Kiana Wenzell, director of culture and community of Design Core Detroit, a nonprofit housed in the College for Creative Studies, has had similar experiences of being the only Black woman in the room. She said growing up in Rosedale Park, and early exposure to arts and design in middle and high school inspired her to pursue the field.
She says as a Black woman she’s conscious of the spaces she’s in and how that may affect the projects she works on. “[I’m] always thinking about the user of the space. And how they would be impacted in it. I just feel just being involved in the process, adding my opinion can help the team notice a bias too,” she says.
Wenzell says the COVID-19 has allowed designers to provide services to society to protect health and well-being. She says designers work behind the scenes to create mobile testing vehicles, equipment, and system development.
“COVID has shined a light on the role that designers play in serving as social interveners, particularly in regards to re-opening businesses and creating the products to help keep citizens safe,” she says, referring to creating masks and new ways to adapt to social distancing measures.

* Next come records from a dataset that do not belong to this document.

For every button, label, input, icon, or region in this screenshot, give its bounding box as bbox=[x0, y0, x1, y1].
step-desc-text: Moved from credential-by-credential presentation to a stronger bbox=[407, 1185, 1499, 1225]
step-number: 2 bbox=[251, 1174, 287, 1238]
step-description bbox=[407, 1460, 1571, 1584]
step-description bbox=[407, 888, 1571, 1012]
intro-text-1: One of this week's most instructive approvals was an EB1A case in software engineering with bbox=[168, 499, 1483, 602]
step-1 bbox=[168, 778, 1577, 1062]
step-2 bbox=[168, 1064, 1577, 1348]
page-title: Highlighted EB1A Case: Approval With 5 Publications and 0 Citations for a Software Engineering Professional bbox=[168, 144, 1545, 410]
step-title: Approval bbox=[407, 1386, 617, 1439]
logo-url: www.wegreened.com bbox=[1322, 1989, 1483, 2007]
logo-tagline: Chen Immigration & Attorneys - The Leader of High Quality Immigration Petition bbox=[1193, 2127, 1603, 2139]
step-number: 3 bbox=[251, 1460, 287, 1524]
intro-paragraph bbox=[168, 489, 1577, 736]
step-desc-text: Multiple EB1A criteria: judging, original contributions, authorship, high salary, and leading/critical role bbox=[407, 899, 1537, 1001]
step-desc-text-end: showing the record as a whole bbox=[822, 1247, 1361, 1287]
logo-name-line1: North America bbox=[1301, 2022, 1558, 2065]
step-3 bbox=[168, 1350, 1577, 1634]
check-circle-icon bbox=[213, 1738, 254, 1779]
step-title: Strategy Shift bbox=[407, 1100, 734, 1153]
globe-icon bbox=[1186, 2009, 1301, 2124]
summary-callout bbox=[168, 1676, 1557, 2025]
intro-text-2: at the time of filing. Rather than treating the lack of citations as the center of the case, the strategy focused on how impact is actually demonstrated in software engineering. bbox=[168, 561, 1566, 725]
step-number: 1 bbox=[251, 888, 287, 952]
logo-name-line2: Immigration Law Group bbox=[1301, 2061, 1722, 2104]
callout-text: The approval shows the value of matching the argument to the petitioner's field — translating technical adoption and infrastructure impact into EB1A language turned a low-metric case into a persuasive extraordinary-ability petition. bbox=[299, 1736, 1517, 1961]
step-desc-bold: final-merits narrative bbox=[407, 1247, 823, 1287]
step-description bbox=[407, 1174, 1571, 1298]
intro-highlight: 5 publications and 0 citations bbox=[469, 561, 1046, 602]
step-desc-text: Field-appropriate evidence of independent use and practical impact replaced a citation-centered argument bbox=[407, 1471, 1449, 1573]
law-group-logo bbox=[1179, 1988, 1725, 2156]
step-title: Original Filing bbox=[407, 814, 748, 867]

Wenzell is planning for the second annual Detroit Month of Design festival, a multidisciplinary festival that gathers designers to showcase work Sept 1-30 throughout Detroit. In 2015 Detroit became the first and only UNESCO City of Design in the United States, joining 39 cities around the world to showcase equatable design, she says.
Wenzell, who serves on the advisory board for NOMA’s Detroit chapter, hopes people will be more open to listening to multicultural voices in light of the current civil unrest.
“Designers are always needed," she says.